Table 6 presents the error and the calculated order of accuracy of the composite formula for \({{S}_{3}}(u)\) corresponding to basic formula (6.3) on a Bakhvalov mesh. For \(\varepsilon = 1\), the mesh is uniform and formula (6.3) passes to Simpson’s formula. According to [7], composite Simpson’s formula has an increased fourth order of accuracy, which is confirmed by the calculation results. Consistency with estimate (5.7) is preserved, since, according to [7], the central node for a symmetric formula with an odd number of nodes can be considered as a double one. It follows from Table 6 that, with a decrease in \(\varepsilon \), on a Bakhvalov mesh, the order of accuracy close to the fourth is preserved.

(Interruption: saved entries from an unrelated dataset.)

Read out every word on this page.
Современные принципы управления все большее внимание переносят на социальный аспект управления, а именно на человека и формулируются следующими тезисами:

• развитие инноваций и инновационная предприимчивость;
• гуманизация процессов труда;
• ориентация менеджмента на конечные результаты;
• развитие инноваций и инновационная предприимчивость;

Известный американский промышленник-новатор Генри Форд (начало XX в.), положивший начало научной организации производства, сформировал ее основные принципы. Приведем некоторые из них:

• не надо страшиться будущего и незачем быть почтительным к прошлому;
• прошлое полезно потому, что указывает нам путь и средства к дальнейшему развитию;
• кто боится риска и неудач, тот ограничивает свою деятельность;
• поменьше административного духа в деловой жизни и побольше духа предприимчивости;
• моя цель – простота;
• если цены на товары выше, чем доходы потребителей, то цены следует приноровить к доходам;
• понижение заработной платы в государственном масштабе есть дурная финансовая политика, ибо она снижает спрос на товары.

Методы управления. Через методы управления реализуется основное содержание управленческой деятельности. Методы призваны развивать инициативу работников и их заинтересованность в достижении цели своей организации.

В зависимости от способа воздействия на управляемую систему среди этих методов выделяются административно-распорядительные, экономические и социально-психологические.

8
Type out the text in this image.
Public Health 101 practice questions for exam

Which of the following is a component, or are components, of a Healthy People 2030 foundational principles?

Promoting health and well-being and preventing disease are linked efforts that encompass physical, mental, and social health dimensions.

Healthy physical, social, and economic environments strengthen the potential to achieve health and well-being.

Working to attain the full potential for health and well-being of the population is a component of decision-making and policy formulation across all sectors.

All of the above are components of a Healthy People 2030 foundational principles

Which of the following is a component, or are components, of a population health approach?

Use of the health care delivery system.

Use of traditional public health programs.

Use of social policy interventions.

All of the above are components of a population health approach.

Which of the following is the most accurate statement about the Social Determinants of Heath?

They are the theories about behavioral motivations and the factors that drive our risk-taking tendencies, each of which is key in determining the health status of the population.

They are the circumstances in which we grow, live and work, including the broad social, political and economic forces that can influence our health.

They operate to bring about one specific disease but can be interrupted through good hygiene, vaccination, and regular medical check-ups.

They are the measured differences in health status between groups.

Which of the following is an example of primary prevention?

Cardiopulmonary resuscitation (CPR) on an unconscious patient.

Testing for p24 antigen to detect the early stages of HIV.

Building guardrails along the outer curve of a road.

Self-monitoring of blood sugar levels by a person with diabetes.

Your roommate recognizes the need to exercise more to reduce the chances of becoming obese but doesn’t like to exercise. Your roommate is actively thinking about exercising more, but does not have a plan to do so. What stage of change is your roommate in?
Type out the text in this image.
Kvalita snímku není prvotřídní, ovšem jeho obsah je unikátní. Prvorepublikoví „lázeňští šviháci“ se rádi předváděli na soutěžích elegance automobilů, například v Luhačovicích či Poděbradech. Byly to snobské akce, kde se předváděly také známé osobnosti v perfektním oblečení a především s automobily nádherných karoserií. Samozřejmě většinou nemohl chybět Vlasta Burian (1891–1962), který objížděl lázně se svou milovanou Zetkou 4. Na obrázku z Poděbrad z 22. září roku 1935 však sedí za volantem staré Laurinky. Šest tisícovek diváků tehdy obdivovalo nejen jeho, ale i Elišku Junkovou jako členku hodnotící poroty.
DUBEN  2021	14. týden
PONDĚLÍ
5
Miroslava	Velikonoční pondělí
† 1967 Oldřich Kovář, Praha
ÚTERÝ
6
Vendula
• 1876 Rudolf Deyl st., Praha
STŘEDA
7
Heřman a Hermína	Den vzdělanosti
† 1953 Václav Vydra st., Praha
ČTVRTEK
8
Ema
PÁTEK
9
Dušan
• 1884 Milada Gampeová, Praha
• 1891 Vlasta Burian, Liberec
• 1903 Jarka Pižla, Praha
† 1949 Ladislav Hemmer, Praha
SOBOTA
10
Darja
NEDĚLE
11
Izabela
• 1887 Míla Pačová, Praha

Table 6.   Error of the Newton–Cotes formula with three nodes on a Bakhvalov mesh

7 CONCLUSIONS

For the class of functions with large gradients in the region of an exponential boundary layer, estimates have been obtained for the error of interpolation by a Lagrange polynomial of an arbitrary degree on a Bakhvalov mesh. The resulting error estimates are uniform in the small parameter everywhere except the last mesh interval in the boundary layer region, where the weak logarithmic dependence on the small parameter is preserved. Based on the error estimates for a Lagrange polynomial, error estimates for the Newton–Cotes formulas on a Bakhvalov mesh have been obtained. These estimates are uniform in the small parameter. Calculation results consistent with the estimates obtained have been presented.